What is your most famous dish?
Probably the Chocolate Crunch Cake, It’s been with me my whole career though in many different versions and formats. Brownie biscuit, a thin layer of hazelnut praline feuilletine, a thin layer of ganache, a layer of passion fruit cremeux finished with a whipped milk chocolate ganache and deco. It’s my go-to pastry, everyone loves it.
What is your earliest dessert memory?
My Mom’s fig bars. Chewy, a little salty, not too sweet and delicious. Satisfying.
What is your favorite type of pastry to make? To eat?
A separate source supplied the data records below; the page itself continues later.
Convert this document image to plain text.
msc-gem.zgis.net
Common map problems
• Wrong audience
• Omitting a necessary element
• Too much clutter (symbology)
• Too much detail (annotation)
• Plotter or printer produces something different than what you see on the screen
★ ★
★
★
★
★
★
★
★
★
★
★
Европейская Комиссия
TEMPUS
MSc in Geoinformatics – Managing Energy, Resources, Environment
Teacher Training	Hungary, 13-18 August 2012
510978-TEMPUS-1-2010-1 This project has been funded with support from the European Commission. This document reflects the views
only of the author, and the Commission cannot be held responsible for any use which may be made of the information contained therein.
At work, I focus a lot of my time on chocolate and confections, bonbon, praline, panning, etc. I love the intricacies of boutique chocolate and confection work. To eat, I love standing in front of the gelato machine and getting fresh gelato as it’s being extracted, specifically our chocolate gelato made with our proprietary 66% blend. At home, with my daughter, we like to make baked fruit tarts. Pate sucre, frangipane and the best fruit available. Always best the next morning with coffee.
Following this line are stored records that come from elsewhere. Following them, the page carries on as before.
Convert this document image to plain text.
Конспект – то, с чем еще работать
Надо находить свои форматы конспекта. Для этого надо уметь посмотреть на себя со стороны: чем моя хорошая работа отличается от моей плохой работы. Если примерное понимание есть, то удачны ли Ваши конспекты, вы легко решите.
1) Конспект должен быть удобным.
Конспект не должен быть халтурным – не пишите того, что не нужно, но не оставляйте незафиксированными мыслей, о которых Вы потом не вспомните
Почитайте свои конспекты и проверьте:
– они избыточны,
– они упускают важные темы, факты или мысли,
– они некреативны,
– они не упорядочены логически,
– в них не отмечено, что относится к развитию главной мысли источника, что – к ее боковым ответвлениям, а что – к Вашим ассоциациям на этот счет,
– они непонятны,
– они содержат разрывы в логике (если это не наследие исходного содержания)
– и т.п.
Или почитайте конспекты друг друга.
If you could pass one bit of insight down to another chef, what would it be?
Chef, this is a selfless business. Don’t forget that we are in the hospitality business, the business of making people feel good. We make pastry for personal celebrations like birthdays, anniversaries, weddings etc. It’s about the guest experience. Cook, be patient. The word chef just means you are in charge, it means you are now responsible for other people. Enjoy cooking, baking and hone your skills. Focus on fundamentals, learn them, and own them, progress,
What is your favorite kitchen tip?
Clean and organize. You cannot do anything successfully in an unclean and unorganized environment.
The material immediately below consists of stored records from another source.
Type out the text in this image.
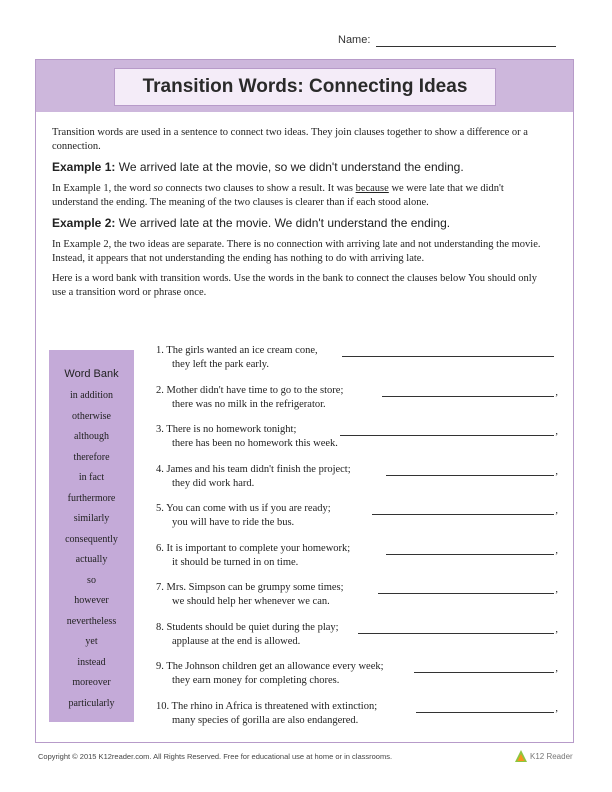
Name:
Transition Words: Connecting Ideas

Transition words are used in a sentence to connect two ideas. They join clauses together to show a difference or a connection.

Example 1: We arrived late at the movie, so we didn't understand the ending.

In Example 1, the word so connects two clauses to show a result. It was because we were late that we didn't understand the ending. The meaning of the two clauses is clearer than if each stood alone.

Example 2: We arrived late at the movie. We didn't understand the ending.

In Example 2, the two ideas are separate. There is no connection with arriving late and not understanding the movie. Instead, it appears that not understanding the ending has nothing to do with arriving late.

Here is a word bank with transition words. Use the words in the bank to connect the clauses below You should only use a transition word or phrase once.

Word Bank
in addition
otherwise
although
therefore
in fact
furthermore
similarly
consequently
actually
so
however
nevertheless
yet
instead
moreover
particularly
1. The girls wanted an ice cream cone,
they left the park early.
2. Mother didn't have time to go to the store;	,
there was no milk in the refrigerator.
3. There is no homework tonight;	,
there has been no homework this week.
4. James and his team didn't finish the project;	,
they did work hard.
5. You can come with us if you are ready;	,
you will have to ride the bus.
6. It is important to complete your homework;	,
it should be turned in on time.
7. Mrs. Simpson can be grumpy some times;	,
we should help her whenever we can.
8. Students should be quiet during the play;	,
applause at the end is allowed.
9. The Johnson children get an allowance every week;	,
they earn money for completing chores.
10. The rhino in Africa is threatened with extinction;	,
many species of gorilla are also endangered.
Copyright © 2015 K12reader.com. All Rights Reserved. Free for educational use at home or in classrooms.	K12 Reader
What is your favorite Valrhona Chocolate?
Manjari 64% is nostalgic, it was what most colleagues in my generation remember being introduced to as a high-end couverture. Araguani 72% was my first experience cooking with a high percentage chocolate. It has a special place in my heart.
What is your favorite perk of the Cercle V program?
Connections, networking, technical support, exposure, friendships.
When & how did you hear about Valrhona for the first time? / When & how did your “relationship” with Valrhona start?
The pastry chef I worked for growing up in the industry only pulled Valhrona out for high-end events and in the fine dining room. Only he had access to it. However, the executive chef of the property would come in every day at 4 pm and grab a handful of feves and place then between a demi-baguette. It was Araguani 72%! I was curious seeing this. My relationship really began in Europe when competing in the Valrhona C3 competition in Germany and Spain. Never looked back after that.
Who do you follow on social media?
Professionally I like following the more classic/legacy folks in Europe like:
Patrick Roger, Pierre Herme, Jean Paul Hevin, Jacques Genin, Oriol Balaguer, and other close friends in the industry. Personally I like following hiking and art accounts along with some old skateboarding and punk rock folks.
What do you like to post on social media?
Realistic production and finished work we are doing here at the resort and in our boutique, Café Julie’s.
Celsius or Fahrenheit?
Cake or Tart?
Tart, baked fruit tart.
Papaya, Ko Pi Pi Thailand
I’m a sucker for a salty chip.
Wine or Cheese?
Cheese washed down with wine.
Coffee or Tea?
Favorite kitchen tool?
Bowl scraper. Universal resource many applications.
Craziest delicious flavor combination?
I did a dinner once for the Minister in Singapore, it was my last night in Singapore and I wanted to go out with a bang. We did a dessert with coconut, chocolate, pandan, and chili. It was a hard sell but it worked.